American Inventor Not Very Inventive
NOT an impressive first showing for the new Thursday night series by Simon Cowell. Pretty disappointing.
Part of the draw for early episodes of American Idol is watching the dreck and freaks of talentless contestants try to make their way through the judging process and get roasted back into reality by Simon and Company. You occasionally get rewarded by being surprised by the few who demonstrate actual talent. Not so with American Inventor. It was a parade of practically useless paraphernalia. Most of the inventors didn’t even seem to have a real reason to have created their product in the first place.
I don’t think I would have let ANY of them pass to the next round. I can only imagine that fear began to set in to the producers’ minds that there wouldn’t BE a next round if a few people didn’t make it through the gauntlet.
It seemed the best way to assure yourself of at least one vote was to tell a story that could get Mary Lou Quinlan to cry… of course, getting HER vote almost guaranteed you’d lose Doug Hall’s. Their on-air relationship makes the one between Simon and Paula look like Ward and June.
Bad TV shows will always be with us, but there’s a greater problem to consider… If the ideas presented on that show truly were the most inventive concepts that American minds have to offer, we are in TROUBLE.
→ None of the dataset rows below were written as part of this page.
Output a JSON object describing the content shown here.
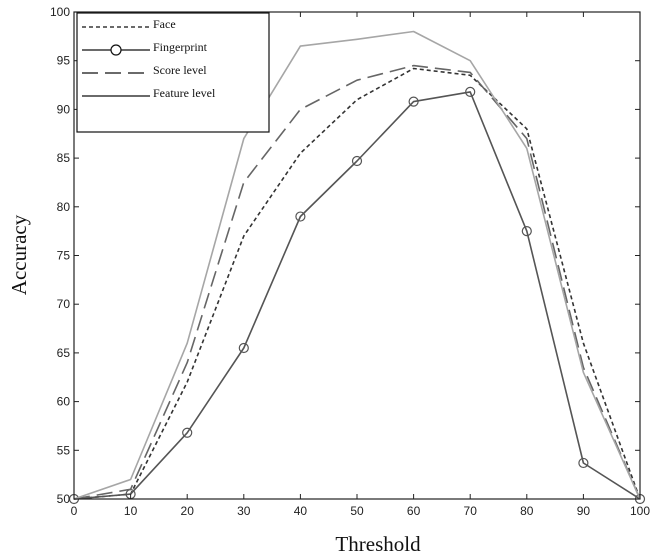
{
  "chart_data": {
    "type": "line",
    "title": "",
    "xlabel": "Threshold",
    "ylabel": "Accuracy",
    "xlim": [
      0,
      100
    ],
    "ylim": [
      50,
      100
    ],
    "xticks": [
      0,
      10,
      20,
      30,
      40,
      50,
      60,
      70,
      80,
      90,
      100
    ],
    "yticks": [
      50,
      55,
      60,
      65,
      70,
      75,
      80,
      85,
      90,
      95,
      100
    ],
    "grid": false,
    "legend_position": "top-left",
    "x": [
      0,
      10,
      20,
      30,
      40,
      50,
      60,
      70,
      80,
      90,
      100
    ],
    "series": [
      {
        "name": "Face",
        "style": "dotted",
        "color": "#333333",
        "marker": "none",
        "values": [
          50,
          50.5,
          62,
          77,
          85.5,
          91,
          94.2,
          93.5,
          88,
          66,
          50
        ]
      },
      {
        "name": "Fingerprint",
        "style": "solid",
        "color": "#555555",
        "marker": "circle",
        "values": [
          50,
          50.5,
          56.8,
          65.5,
          79,
          84.7,
          90.8,
          91.8,
          77.5,
          53.7,
          50
        ]
      },
      {
        "name": "Score level",
        "style": "dashed",
        "color": "#666666",
        "marker": "none",
        "values": [
          50,
          51,
          64,
          82.5,
          90,
          93,
          94.5,
          93.8,
          87,
          63.5,
          50
        ]
      },
      {
        "name": "Feature level",
        "style": "solid",
        "color": "#a6a6a6",
        "marker": "none",
        "values": [
          50,
          52,
          66,
          87,
          96.5,
          97.2,
          98,
          95,
          86,
          63,
          50
        ]
      }
    ]
  }
}
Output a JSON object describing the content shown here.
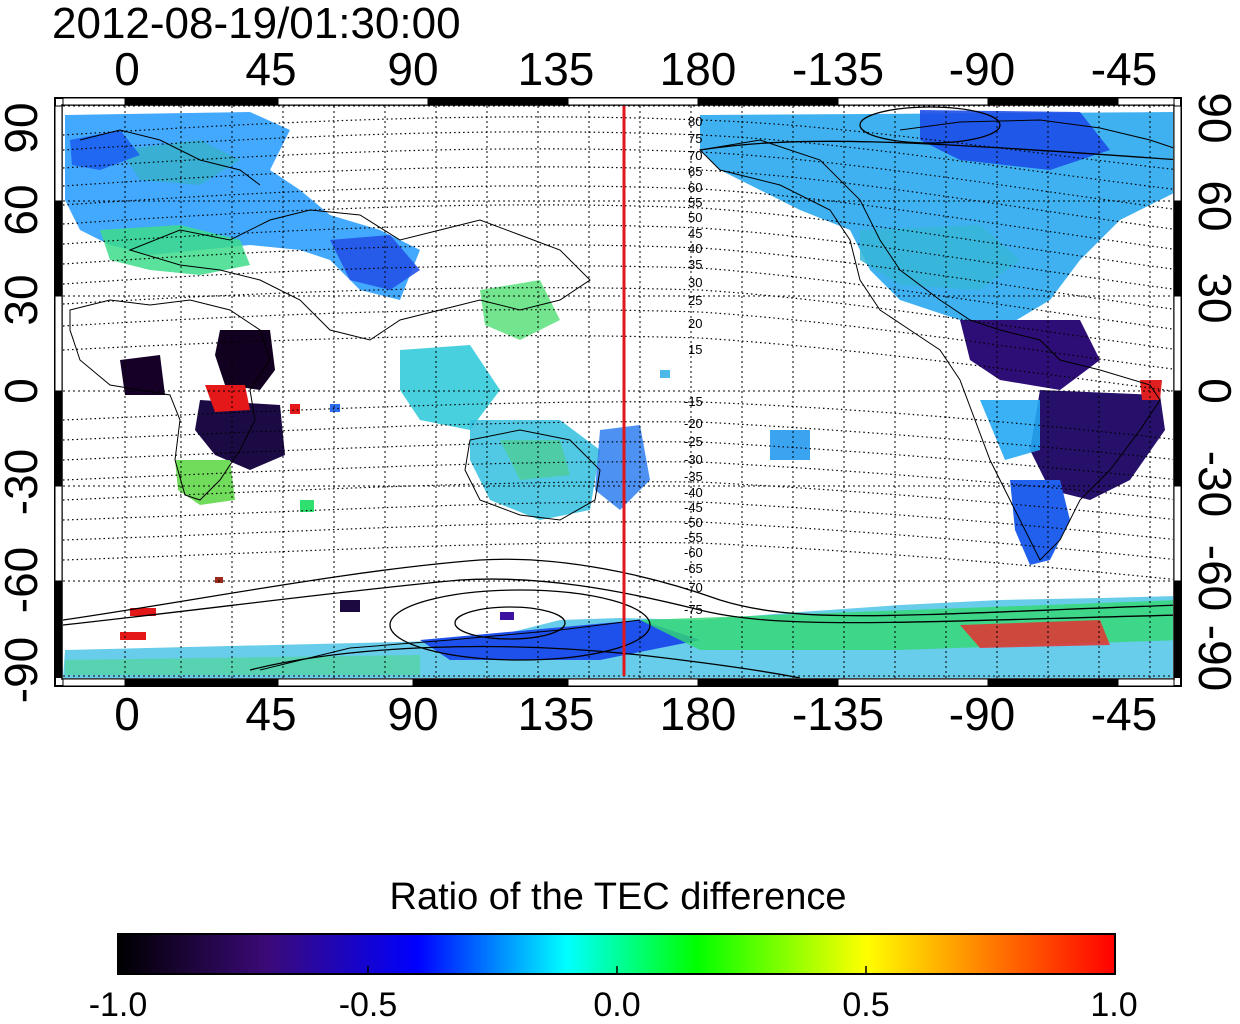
{
  "timestamp": "2012-08-19/01:30:00",
  "map": {
    "lon_ticks": [
      "0",
      "45",
      "90",
      "135",
      "180",
      "-135",
      "-90",
      "-45"
    ],
    "lat_ticks": [
      "90",
      "60",
      "30",
      "0",
      "-30",
      "-60",
      "-90"
    ],
    "magnetic_latitude_labels_north": [
      "80",
      "75",
      "70",
      "65",
      "60",
      "55",
      "50",
      "45",
      "40",
      "35",
      "30",
      "25",
      "20",
      "15"
    ],
    "magnetic_latitude_labels_south": [
      "-15",
      "-20",
      "-25",
      "-30",
      "-35",
      "-40",
      "-45",
      "-50",
      "-55",
      "-60",
      "-65",
      "-70",
      "-75"
    ],
    "marker_longitude_deg": 157,
    "marker_color": "#e0161b"
  },
  "colorbar": {
    "title": "Ratio of the TEC difference",
    "ticks": [
      "-1.0",
      "-0.5",
      "0.0",
      "0.5",
      "1.0"
    ],
    "range": [
      -1.0,
      1.0
    ],
    "colors": [
      "#000000",
      "#3b0a78",
      "#0000ff",
      "#00ffff",
      "#00ff00",
      "#ffff00",
      "#ff8000",
      "#ff0000"
    ]
  }
}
By way of rebuttle — here’s a quote from Doug Hall’s website:
“As I told the Inventor Group in San Francisco – real inventors are going to HATE this show. Then again – that’s probably good because if it was a real inventor show – it would be boring TV – it would be Geek TV and maybe 12 people would watch it.
I think what you’re going to see is BIG TIME REALITY TV – amplified emotions, hyped drama — all that stuff that makes for a very successful TV show, AND AS SUCH IT’S GOING TO MAKE ROCK STARS OUT OF
EVERY INVENTOR ON EARTH.”
Well… okay. Maybe I’ll stick around to watch episode two.